Но то было лишь подобие игры, зачаточное, не требующее мозгов, так играют и глупые котята. Став старше, я волей-неволей начинаю понимать, что Уош почти не имеет запаса слов для разговора. А я живу с белыми бок о бок и впитываю их язык каждодневно. Неустанно их подслушиваю - говор, восклицания, даже манеру смеяться, и все это без конца вибрирует, звучит в моем воображении.
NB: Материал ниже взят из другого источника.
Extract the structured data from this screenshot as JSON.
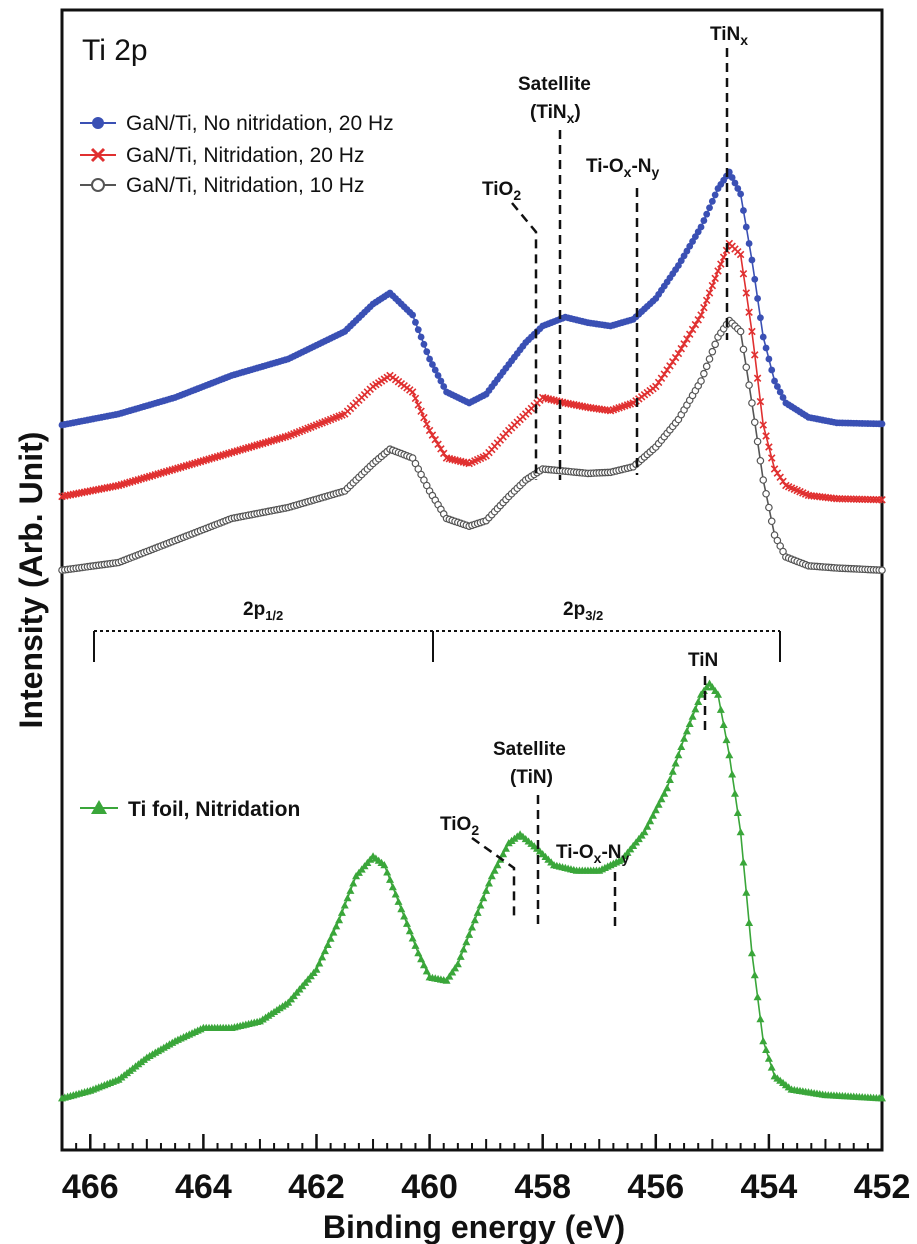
{
  "chart_data": {
    "type": "line",
    "title": "Ti 2p",
    "xlabel": "Binding energy (eV)",
    "ylabel": "Intensity (Arb. Unit)",
    "x_range": [
      466.5,
      452
    ],
    "x_reversed": true,
    "x_ticks": [
      466,
      464,
      462,
      460,
      458,
      456,
      454,
      452
    ],
    "y_range": [
      0,
      100
    ],
    "y_tick_labels": false,
    "grid": false,
    "legend_position": "top-left",
    "series": [
      {
        "name": "GaN/Ti, No nitridation, 20 Hz",
        "color": "#3a50b4",
        "marker": "filled-circle",
        "points": [
          [
            466.5,
            65
          ],
          [
            465.5,
            66
          ],
          [
            464.5,
            67.5
          ],
          [
            463.5,
            69.5
          ],
          [
            462.5,
            71
          ],
          [
            461.5,
            73.5
          ],
          [
            461,
            76
          ],
          [
            460.7,
            77
          ],
          [
            460.3,
            75
          ],
          [
            460,
            71
          ],
          [
            459.7,
            68
          ],
          [
            459.3,
            67
          ],
          [
            459,
            67.8
          ],
          [
            458.6,
            70.5
          ],
          [
            458.3,
            72.5
          ],
          [
            458,
            74
          ],
          [
            457.6,
            74.8
          ],
          [
            457.2,
            74.3
          ],
          [
            456.8,
            74
          ],
          [
            456.4,
            74.6
          ],
          [
            456,
            76.5
          ],
          [
            455.6,
            79.5
          ],
          [
            455.2,
            83
          ],
          [
            454.9,
            86.5
          ],
          [
            454.7,
            88
          ],
          [
            454.5,
            86
          ],
          [
            454.3,
            80
          ],
          [
            454.1,
            73
          ],
          [
            453.9,
            69
          ],
          [
            453.7,
            67
          ],
          [
            453.3,
            65.7
          ],
          [
            452.8,
            65.2
          ],
          [
            452,
            65.1
          ]
        ]
      },
      {
        "name": "GaN/Ti, Nitridation, 20 Hz",
        "color": "#e03030",
        "marker": "x-cross",
        "points": [
          [
            466.5,
            58.5
          ],
          [
            465.5,
            59.5
          ],
          [
            464.5,
            61
          ],
          [
            463.5,
            62.5
          ],
          [
            462.5,
            64
          ],
          [
            461.5,
            66
          ],
          [
            461,
            68.5
          ],
          [
            460.7,
            69.5
          ],
          [
            460.3,
            68
          ],
          [
            460,
            64.5
          ],
          [
            459.7,
            62
          ],
          [
            459.3,
            61.5
          ],
          [
            459,
            62.2
          ],
          [
            458.6,
            64.5
          ],
          [
            458.3,
            66
          ],
          [
            458,
            67.5
          ],
          [
            457.6,
            67
          ],
          [
            457.2,
            66.6
          ],
          [
            456.8,
            66.3
          ],
          [
            456.4,
            67
          ],
          [
            456,
            68.5
          ],
          [
            455.6,
            71.5
          ],
          [
            455.2,
            75
          ],
          [
            454.9,
            79
          ],
          [
            454.7,
            81.5
          ],
          [
            454.5,
            80.5
          ],
          [
            454.3,
            73.5
          ],
          [
            454.1,
            65
          ],
          [
            453.9,
            61
          ],
          [
            453.7,
            59.5
          ],
          [
            453.3,
            58.6
          ],
          [
            452.8,
            58.3
          ],
          [
            452,
            58.2
          ]
        ]
      },
      {
        "name": "GaN/Ti, Nitridation, 10 Hz",
        "color": "#555555",
        "marker": "open-circle",
        "points": [
          [
            466.5,
            51.8
          ],
          [
            465.5,
            52.5
          ],
          [
            464.5,
            54.5
          ],
          [
            463.5,
            56.5
          ],
          [
            462.5,
            57.5
          ],
          [
            461.5,
            59
          ],
          [
            461,
            61.5
          ],
          [
            460.7,
            62.8
          ],
          [
            460.3,
            62
          ],
          [
            460,
            59
          ],
          [
            459.7,
            56.5
          ],
          [
            459.3,
            55.8
          ],
          [
            459,
            56.3
          ],
          [
            458.6,
            58.5
          ],
          [
            458.3,
            60
          ],
          [
            458,
            61
          ],
          [
            457.6,
            60.8
          ],
          [
            457.2,
            60.6
          ],
          [
            456.8,
            60.7
          ],
          [
            456.4,
            61.2
          ],
          [
            456,
            63
          ],
          [
            455.6,
            65.5
          ],
          [
            455.2,
            69
          ],
          [
            454.9,
            73
          ],
          [
            454.7,
            74.5
          ],
          [
            454.5,
            73.5
          ],
          [
            454.3,
            67
          ],
          [
            454.1,
            60
          ],
          [
            453.9,
            55
          ],
          [
            453.7,
            53
          ],
          [
            453.3,
            52.2
          ],
          [
            452.8,
            52
          ],
          [
            452,
            51.8
          ]
        ]
      },
      {
        "name": "Ti foil, Nitridation",
        "color": "#3aa63a",
        "marker": "filled-triangle",
        "points": [
          [
            466.5,
            3.8
          ],
          [
            466,
            4.5
          ],
          [
            465.5,
            5.5
          ],
          [
            465,
            7.5
          ],
          [
            464.5,
            9
          ],
          [
            464,
            10.2
          ],
          [
            463.5,
            10.2
          ],
          [
            463,
            10.8
          ],
          [
            462.5,
            12.5
          ],
          [
            462,
            15.5
          ],
          [
            461.6,
            20
          ],
          [
            461.3,
            24
          ],
          [
            461,
            25.8
          ],
          [
            460.8,
            25
          ],
          [
            460.5,
            21
          ],
          [
            460.2,
            17
          ],
          [
            460,
            14.8
          ],
          [
            459.7,
            14.5
          ],
          [
            459.5,
            16
          ],
          [
            459.2,
            20
          ],
          [
            458.9,
            24
          ],
          [
            458.6,
            27
          ],
          [
            458.4,
            27.8
          ],
          [
            458.1,
            26.5
          ],
          [
            457.8,
            25
          ],
          [
            457.4,
            24.5
          ],
          [
            457,
            24.5
          ],
          [
            456.6,
            25.5
          ],
          [
            456.2,
            28
          ],
          [
            455.8,
            32
          ],
          [
            455.5,
            36.5
          ],
          [
            455.2,
            40.5
          ],
          [
            455.05,
            41.5
          ],
          [
            454.9,
            40.5
          ],
          [
            454.7,
            35
          ],
          [
            454.5,
            28
          ],
          [
            454.3,
            17
          ],
          [
            454.1,
            9
          ],
          [
            453.9,
            5.8
          ],
          [
            453.6,
            4.6
          ],
          [
            453,
            4.1
          ],
          [
            452,
            3.8
          ]
        ]
      }
    ],
    "annotations": {
      "upper": [
        "TiNx",
        "Satellite",
        "(TiNx)",
        "TiO2",
        "Ti-Ox-Ny"
      ],
      "lower": [
        "TiN",
        "Satellite",
        "(TiN)",
        "TiO2",
        "Ti-Ox-Ny"
      ],
      "spin_orbit": [
        "2p1/2",
        "2p3/2"
      ]
    }
  },
  "text": {
    "title": "Ti 2p",
    "xlabel": "Binding energy (eV)",
    "ylabel": "Intensity (Arb. Unit)",
    "legend": [
      "GaN/Ti, No nitridation, 20 Hz",
      "GaN/Ti, Nitridation, 20 Hz",
      "GaN/Ti, Nitridation, 10 Hz"
    ],
    "legend_lower": "Ti foil, Nitridation",
    "ann_tinx_main": "TiN",
    "ann_tinx_sub": "x",
    "ann_sat_upper": "Satellite",
    "ann_sat_upper_paren_open": "(TiN",
    "ann_sat_upper_sub": "x",
    "ann_sat_upper_paren_close": ")",
    "ann_tio2_main": "TiO",
    "ann_tio2_sub": "2",
    "ann_tioxny_a": "Ti-O",
    "ann_tioxny_b": "x",
    "ann_tioxny_c": "-N",
    "ann_tioxny_d": "y",
    "ann_tin": "TiN",
    "ann_sat_lower": "Satellite",
    "ann_sat_lower_paren": "(TiN)",
    "ann_2p12_main": "2p",
    "ann_2p12_sub": "1/2",
    "ann_2p32_main": "2p",
    "ann_2p32_sub": "3/2"
  }
}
Мать уже дразнит меня за мое попугайское подражание белым; дразнит - но с гордостью. Уошу внятны другие звуки - даже сейчас я это понимаю - голоса негров, неуклюже пытающихся одолеть язык, которому их не учат, которого они не знают, язык, остающийся чуждым и несподручным. Из-за обедненного, ломаного языка то, как Уош изъясняется, начинает казаться мне бессмыслицей, детским лепетом, таким же путаным, как мысли в его голове; и постепенно, сам себе не отдавая в этом отчета, я уплываю прочь от бывшего приятеля, все глубже ухожу в свое молчаливое, не дающее ни на миг расслабиться мучительное и непомерное одиночество, а он остается позади, недоразвитый и позабытый.